Mothers are special. Our Mother in heaven, Mariam of Nazareth, is super-special. What is her forte? Paradoxically her strong point lies in her defenselessness. Instead of building her own life, she let herself be shaped by God. She let herself be molded in the hands of the Master.
Surrendering ourselves is always a daunting task. We fight, we resist. We always believe our way is better. Even yielding to those whom we love can be difficult at times. And yet it is the only way to being significant in life.

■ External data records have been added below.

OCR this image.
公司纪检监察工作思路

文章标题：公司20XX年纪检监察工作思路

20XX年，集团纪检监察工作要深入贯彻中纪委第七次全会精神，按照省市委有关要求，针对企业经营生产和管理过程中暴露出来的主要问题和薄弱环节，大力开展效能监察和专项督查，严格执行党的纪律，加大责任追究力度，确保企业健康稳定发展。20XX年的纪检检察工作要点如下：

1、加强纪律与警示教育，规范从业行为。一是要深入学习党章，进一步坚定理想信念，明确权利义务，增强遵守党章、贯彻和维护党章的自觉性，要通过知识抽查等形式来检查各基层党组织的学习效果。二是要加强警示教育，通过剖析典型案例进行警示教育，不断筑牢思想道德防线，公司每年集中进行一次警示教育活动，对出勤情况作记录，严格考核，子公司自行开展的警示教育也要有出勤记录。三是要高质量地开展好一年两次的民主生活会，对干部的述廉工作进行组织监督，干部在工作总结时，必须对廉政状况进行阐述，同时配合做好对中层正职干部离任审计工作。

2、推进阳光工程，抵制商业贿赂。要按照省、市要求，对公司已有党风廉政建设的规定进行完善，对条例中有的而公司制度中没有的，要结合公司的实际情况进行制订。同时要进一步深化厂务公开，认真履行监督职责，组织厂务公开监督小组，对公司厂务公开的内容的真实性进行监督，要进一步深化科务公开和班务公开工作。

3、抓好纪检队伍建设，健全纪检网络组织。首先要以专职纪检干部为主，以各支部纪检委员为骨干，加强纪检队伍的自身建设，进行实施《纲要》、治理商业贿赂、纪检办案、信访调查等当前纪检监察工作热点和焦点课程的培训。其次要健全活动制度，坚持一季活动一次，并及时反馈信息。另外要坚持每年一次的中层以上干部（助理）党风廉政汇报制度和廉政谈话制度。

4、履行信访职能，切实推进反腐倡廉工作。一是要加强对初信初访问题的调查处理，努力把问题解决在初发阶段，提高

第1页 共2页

“If I had to convey it in images I would speak of the way in which a child is taught to write”, comments the Metropolitan Anthony of Sourozh. “A pencil is put into his hand, the mother takes the hand in hers, and then begins to move it; and as long as the child does not know, and cannot foresee, what is expected of him, the lines are so perfect, the straights are straight, the curves are curved. The moment the child begins to imagine he understands what is expected of him, becomes helpful, pushes, pulls, and turns, it becomes a scribble.
Isn’t that exactly what happens to us when instead of listening deeply, silently, listening intently in the stillness of our heart and ready to wait on God, we make haste to understand what he wants, and try to do it before we have understood?”
Metropolitan Anthony also gives the analogy of a sail on a ship. “The sail is the frailest part of it and yet, directed in the right way, it can engulf the wind and carry the heavy, strong, resisting structure to its haven. This is the kind of weakness, of frailty, of surrender, that we can see in the generous gift of the Mother of God to her Lord.”
The archangel told the Virgin that she will bear a child. Mary knew that this promise was also a threat. According to Deuteronomy, an unmarried girl who bore a child was condemned to stoning. And yet she did not say, “But this cannot be, it will cost me my life”. She said, “Here am I, the handmaid of the Lord. Be it unto me according to his will”. And his will was, humanly speaking, her death, unless a miracle occurred.
The miracle occurred. Joseph believed in her. The baby was born and Mary was not stoned. God made it again!
We must learn something from this. If we want to be of the race of the Mother of God, there is no other way but surrender and reliance. When asked by the Rabbi “where God is?”, everyone thought of the obvious answer ‘everywhere’. The Rabbi however surprised all when he said, “God is where you let him in.” God can only enter your heart as long as you open the doors and leave them open.
“Doorkeepers usually keep doors shut: our vocation is to keep a door open for God who knocks at every entrance to find a door open” comments Metropolitan Anthony. “In moments of strife or moments of tension, when we have no words and do not know what to do, we can sit still, turn to the Lord and say, ‘Lord, I believe. Come, and give us thy peace’; and continue praying in the midst of the storm, in the midst of the strife, in the midst of the terror. Pray that the Lord, who is the Lord of the storm, as he is the Lord of peace, may come and spread his peace as he did on the lake of Tiberias when he commanded the waves to be still and the wind to be silent. This is our vocation.”
This open door policy will keep alight hope in our lives. To Mary, God always made sense. This is what Mary can teach us.
Thomas A. Edison invented the incandescent light bulb and developed the phonograph or record player and the ‘kinetoscope’, a small box for viewing moving films. When he was a young lad, his teacher sent him home with a note which said, “Your child is dumb. We can’t do anything for him.” Mrs. Edison wrote back, “You do not understand my boy. I will teach him myself”. And she did, with results that are well known.
Mary, our mother, can do the same… and more! She can teach us how to let God mold us into a work of art. And thus be a sign of hope for the many who have no hope.